L'une des premières actions notables est la décision du Royaume-Uni de mettre fin à la participation de ses personnalités de haut niveau aux événements organisés par le gouvernement rwandais.
Par ailleurs, le Royaume-Uni a également annoncé une réduction de ses activités de promotion commerciale avec le Rwanda. En accentuant la pression économique, le Royaume-Uni a également annoncé la suspension de l'aide financière bilatérale directe à destination du gouvernement rwandais. Cependant, il est important de noter que l'assistance humanitaire destinée aux populations les plus vulnérables sera maintenue, soulignant l'engagement britannique à soutenir les besoins humanitaires essentiels.
Nouvelle collaboration sur les sanctions
Il est à noter que Londres s'engage également à collaborer avec ses partenaires internationaux pour explorer de nouvelles désignations de sanctions, cherchant ainsi à exercer une pression supplémentaire sur le Rwanda pour qu'il cesse tout soutien à la rébellion du M23.

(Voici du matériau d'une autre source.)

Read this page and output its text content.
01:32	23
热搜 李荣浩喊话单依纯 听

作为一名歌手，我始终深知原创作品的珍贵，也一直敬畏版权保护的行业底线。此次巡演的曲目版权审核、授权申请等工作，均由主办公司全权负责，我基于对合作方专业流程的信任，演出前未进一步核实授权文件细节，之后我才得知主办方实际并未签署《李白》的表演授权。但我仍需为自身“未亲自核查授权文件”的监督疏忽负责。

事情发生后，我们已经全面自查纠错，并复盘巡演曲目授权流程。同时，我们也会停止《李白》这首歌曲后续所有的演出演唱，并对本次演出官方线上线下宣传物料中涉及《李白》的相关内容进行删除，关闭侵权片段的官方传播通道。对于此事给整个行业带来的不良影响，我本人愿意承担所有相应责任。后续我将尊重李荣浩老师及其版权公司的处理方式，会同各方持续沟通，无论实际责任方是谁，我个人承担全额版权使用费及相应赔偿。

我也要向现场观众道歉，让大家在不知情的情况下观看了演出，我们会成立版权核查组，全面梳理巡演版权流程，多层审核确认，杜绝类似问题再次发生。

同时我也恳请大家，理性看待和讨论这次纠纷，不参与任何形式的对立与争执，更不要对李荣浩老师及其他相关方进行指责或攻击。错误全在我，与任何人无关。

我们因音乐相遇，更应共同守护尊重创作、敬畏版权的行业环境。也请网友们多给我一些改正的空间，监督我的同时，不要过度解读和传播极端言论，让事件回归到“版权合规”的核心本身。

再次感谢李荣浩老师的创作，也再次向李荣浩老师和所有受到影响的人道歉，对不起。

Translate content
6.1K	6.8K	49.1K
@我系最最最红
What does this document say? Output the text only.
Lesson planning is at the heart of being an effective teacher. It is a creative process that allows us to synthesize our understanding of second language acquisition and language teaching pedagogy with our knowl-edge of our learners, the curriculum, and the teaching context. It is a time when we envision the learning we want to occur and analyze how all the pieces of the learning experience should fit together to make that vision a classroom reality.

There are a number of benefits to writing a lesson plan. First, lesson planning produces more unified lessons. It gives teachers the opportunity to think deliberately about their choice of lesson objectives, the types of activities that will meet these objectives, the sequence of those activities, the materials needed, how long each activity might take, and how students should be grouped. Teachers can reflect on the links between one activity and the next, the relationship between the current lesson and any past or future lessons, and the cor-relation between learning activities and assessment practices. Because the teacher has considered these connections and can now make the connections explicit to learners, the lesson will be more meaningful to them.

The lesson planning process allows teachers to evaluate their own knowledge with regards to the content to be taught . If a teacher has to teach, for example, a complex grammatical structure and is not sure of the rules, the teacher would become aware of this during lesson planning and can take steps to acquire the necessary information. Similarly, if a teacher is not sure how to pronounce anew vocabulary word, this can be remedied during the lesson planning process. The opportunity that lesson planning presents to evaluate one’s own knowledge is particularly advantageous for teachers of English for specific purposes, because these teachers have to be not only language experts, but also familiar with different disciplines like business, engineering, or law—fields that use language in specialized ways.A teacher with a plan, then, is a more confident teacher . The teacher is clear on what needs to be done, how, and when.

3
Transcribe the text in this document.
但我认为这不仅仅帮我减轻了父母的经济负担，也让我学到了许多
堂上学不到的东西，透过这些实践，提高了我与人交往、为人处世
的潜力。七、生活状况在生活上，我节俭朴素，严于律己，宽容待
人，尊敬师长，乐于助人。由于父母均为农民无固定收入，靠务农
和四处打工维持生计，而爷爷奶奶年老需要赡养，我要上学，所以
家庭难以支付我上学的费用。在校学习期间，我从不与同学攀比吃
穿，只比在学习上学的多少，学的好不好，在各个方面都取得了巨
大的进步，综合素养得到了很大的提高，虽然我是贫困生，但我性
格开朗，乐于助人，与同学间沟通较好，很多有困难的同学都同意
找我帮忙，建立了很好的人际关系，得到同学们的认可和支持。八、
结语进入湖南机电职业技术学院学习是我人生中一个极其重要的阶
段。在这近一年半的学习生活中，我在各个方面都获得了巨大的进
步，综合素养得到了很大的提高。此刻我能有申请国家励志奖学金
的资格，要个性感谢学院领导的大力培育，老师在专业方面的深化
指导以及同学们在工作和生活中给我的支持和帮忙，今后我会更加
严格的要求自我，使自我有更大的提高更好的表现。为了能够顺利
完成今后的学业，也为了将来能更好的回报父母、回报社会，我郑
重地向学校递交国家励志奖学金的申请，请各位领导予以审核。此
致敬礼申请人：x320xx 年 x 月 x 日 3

Dans le cadre de cette stratégie, le Royaume-Uni a annoncé la suspension de toute aide future liée à la formation en matière de défense au Rwanda, une mesure qui vise à restreindre la coopération militaire bilatérale.
Enfin, un réexamen approfondi des licences d'exportation de matériel militaire vers la force de défense rwandaise sera effectué, assurant que tout transfert futur d'équipement militaire soit conforme aux critères rigoureux du Royaume-Uni.
Kigali dit “regretter” les décisions du Royaume-Uni
Les autorités rwandaises ont à leur tour exprimer leurs regrets face aux mesures de Londres. Pour Kigali, les mesures punitives annoncées aujourd'hui par le gouvernement britannique en réponse au conflit dans l'est de la RDC où le Royaume-Uni a maintenant clairement choisi un camp sont regrettables.
“Il est déraisonnable de s'attendre à ce que le Rwanda compromette sa sécurité nationale et la sécurité des Rwandais”, notent les autorités rwandaises, expliquant que ces mesures n’aident en rien la République démocratique du Congo, et ne contribuent pas non plus à parvenir à une solution politique durable au conflit qui sévit dans l’Est de la RDC.